Closed dylanmtaylor closed 7 months ago
I agree. Wanna send a PR to enable it? I can review it.
Where can I make the change? Is there a declarative list of packages that get added to the images?
Btw, does SSM agent work correctly inside NixOS?
It seems at startup SSM tries to run some tests and bootstrap, but fails. Excerpt from /var/log/amazon/ssm/amazon-ssm-agent.log
:
"runtimeStatus": {
"aws:runShellScript": {
"status": "Failed",
"code": 127,
"name": "aws:runShellScript",
"output": "\n----------ERROR-------\nsh: line 1: /var/lib/amazon/ssm/i-0a19eaa44cdc5988d/document/orchestration/5fd87533-dbde-4f6f-b55e-688a9883eb32/awsrunShellScript/0.awsrunShellScript/_script.sh: cannot execute: required file not found\nfailed to run commands: exit status 127",
"startDateTime": "2024-03-16T06:50:13.719Z",
"endDateTime": "2024-03-16T06:50:13.804Z",
"outputS3BucketName": "imagepipeline-logs",
"outputS3KeyPrefix": "imagepipelineprefix/nixos-rebuild/1.0.0/1/wf-75bb3cd2-783c-4a85-971e-3eb40187d962/ApplyBuildComponents/5fd87533-dbde-4f6f-b55e-688a9883eb32/i-0a19eaa44cdc5988d/awsrunShellScript",
"stepName": "0.awsrunShellScript",
"standardOutput": "",
"standardError": "sh: line 1: /var/lib/amazon/ssm/i-0a19eaa44cdc5988d/document/orchestration/5fd87533-dbde-4f6f-b55e-688a9883eb32/awsrunShellScript/0.awsrunShellScript/_script.sh: cannot execute: required file not found\nfailed to run commands: exit status 127"
}
}
Here is the bash script itself, which AWS SSM uploads to agent: script.sh.txt.
It tries to install AWSTOE, which is required for EC2 Image Builder.
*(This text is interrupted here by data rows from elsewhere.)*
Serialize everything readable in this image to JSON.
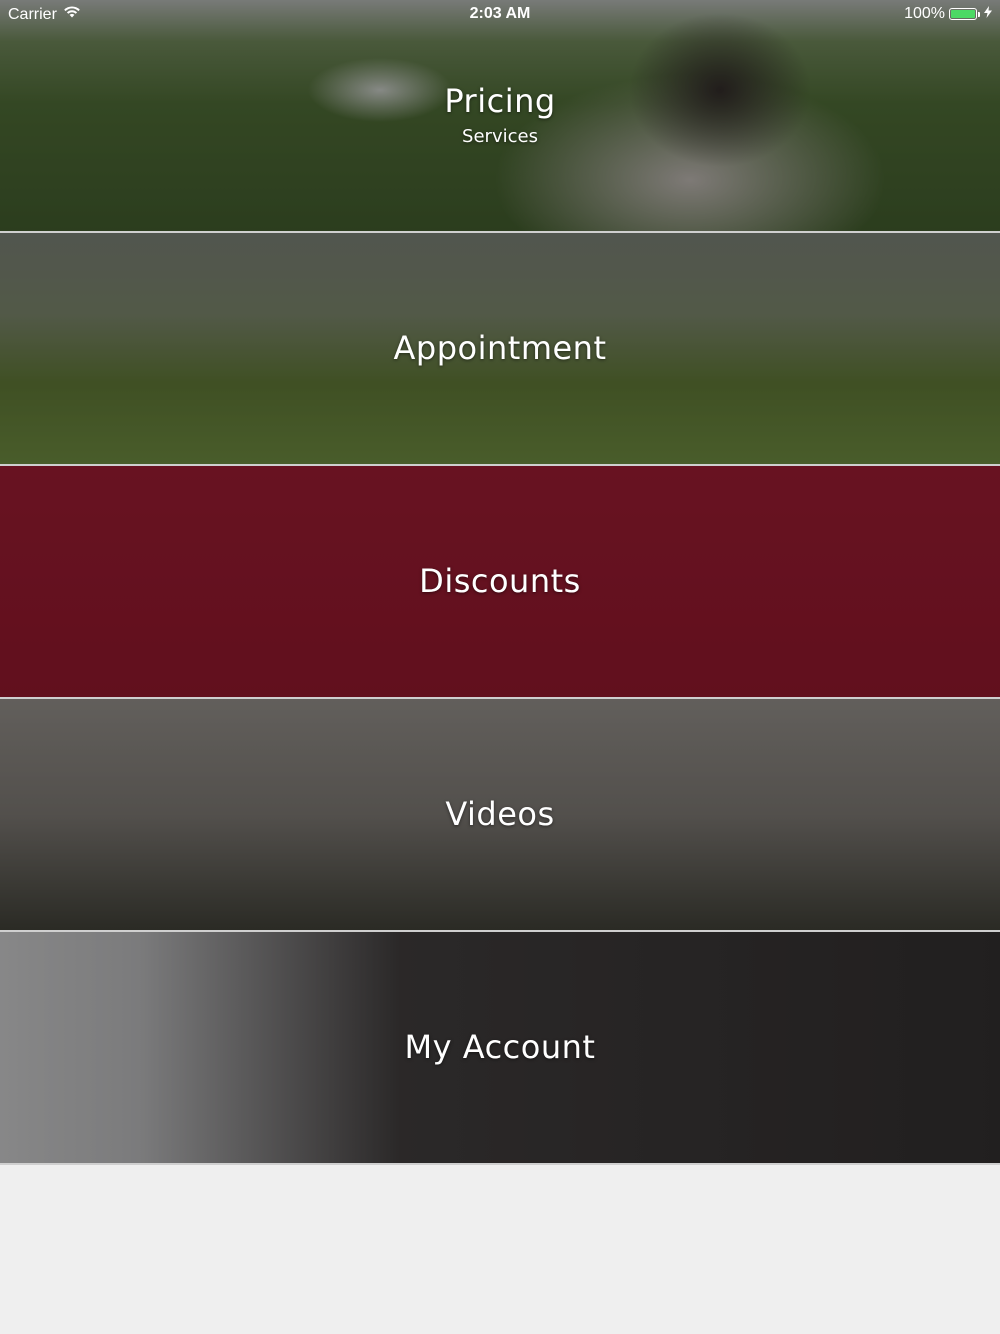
{
  "status_bar": {
    "carrier": "Carrier",
    "time": "2:03 AM",
    "battery_percent": "100%",
    "battery_level": 1.0,
    "battery_color": "#4cd964"
  },
  "menu": [
    {
      "title": "Pricing",
      "subtitle": "Services"
    },
    {
      "title": "Appointment"
    },
    {
      "title": "Discounts"
    },
    {
      "title": "Videos"
    },
    {
      "title": "My Account"
    }
  ],
  "colors": {
    "row_separator": "#cfcfcf",
    "page_background": "#efefef",
    "label_text": "#ffffff"
  },
  "icons": {
    "wifi": "wifi-icon",
    "battery": "battery-icon",
    "charging": "charging-bolt-icon"
  }
}
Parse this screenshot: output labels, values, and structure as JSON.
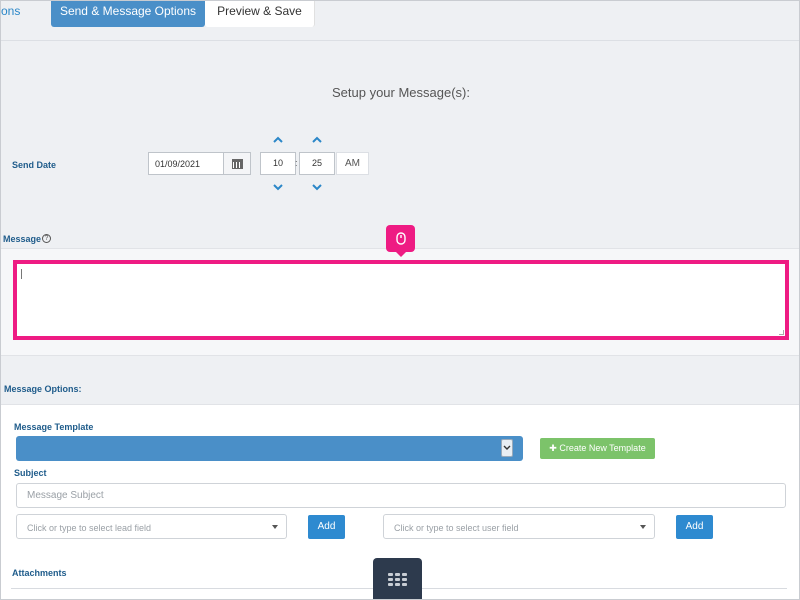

Maybe it's not mandatory for SSM agent to operate in other use cases. Apparently, the failure prevents from running Image Builder pipeline in my case.
Does the agent crash? Or keep going?
I've had it working on 23.05 to log in to machines as an alternative to ssh at work. But didn't really look at the logs
We should see if we can convince it not to run this step.
I don't think AWS image builder is gonna work well with nixos anyway.
There's a PR up for this. https://github.com/NixOS/nixpkgs/pull/294493
There's a PR up for this: #294493
It's not enough for AWS Image Builder, which utilizes AWS SSM agent.
@arianvp, it crashes on the first line because of #!/bin/bash
. Ok, we can solve overcome it with ln -s /run/current-system/sw/bin/bash /bin/bash
. Further it requires cloud-init
executable. Ok, I solved it with a combination of services.cloud-init.enable = true
and cloud-init
system package (however, cloud-config.service
and apply-ec2-data.service
definitely overlap). Then it downloads /tmp/imagebuilder/TaskOrchestratorAndExecutor/bootstrap.sh
executable, which exits with error:
# /tmp/imagebuilder/TaskOrchestratorAndExecutor/awstoe
bash: /tmp/imagebuilder/TaskOrchestratorAndExecutor/awstoe: cannot execute: required file not found
Though, its library dependencies are satisfied:
# ldd /tmp/imagebuilder/TaskOrchestratorAndExecutor/awstoe
linux-vdso.so.1 (0x00007ffec3559000)
libresolv.so.2 => /nix/store/1zy01hjzwvvia6h9dq5xar88v77fgh9x-glibc-2.38-44/lib/libresolv.so.2 (0x00007f3e0a473000)
libpthread.so.0 => /nix/store/1zy01hjzwvvia6h9dq5xar88v77fgh9x-glibc-2.38-44/lib/libpthread.so.0 (0x00007f3e0a46e000)
libc.so.6 => /nix/store/1zy01hjzwvvia6h9dq5xar88v77fgh9x-glibc-2.38-44/lib/libc.so.6 (0x00007f3e0a285000)
/lib64/ld-linux-x86-64.so.2 => /nix/store/1zy01hjzwvvia6h9dq5xar88v77fgh9x-glibc-2.38-44/lib64/ld-linux-x86-64.so.2 (0x00007f3e0a486000)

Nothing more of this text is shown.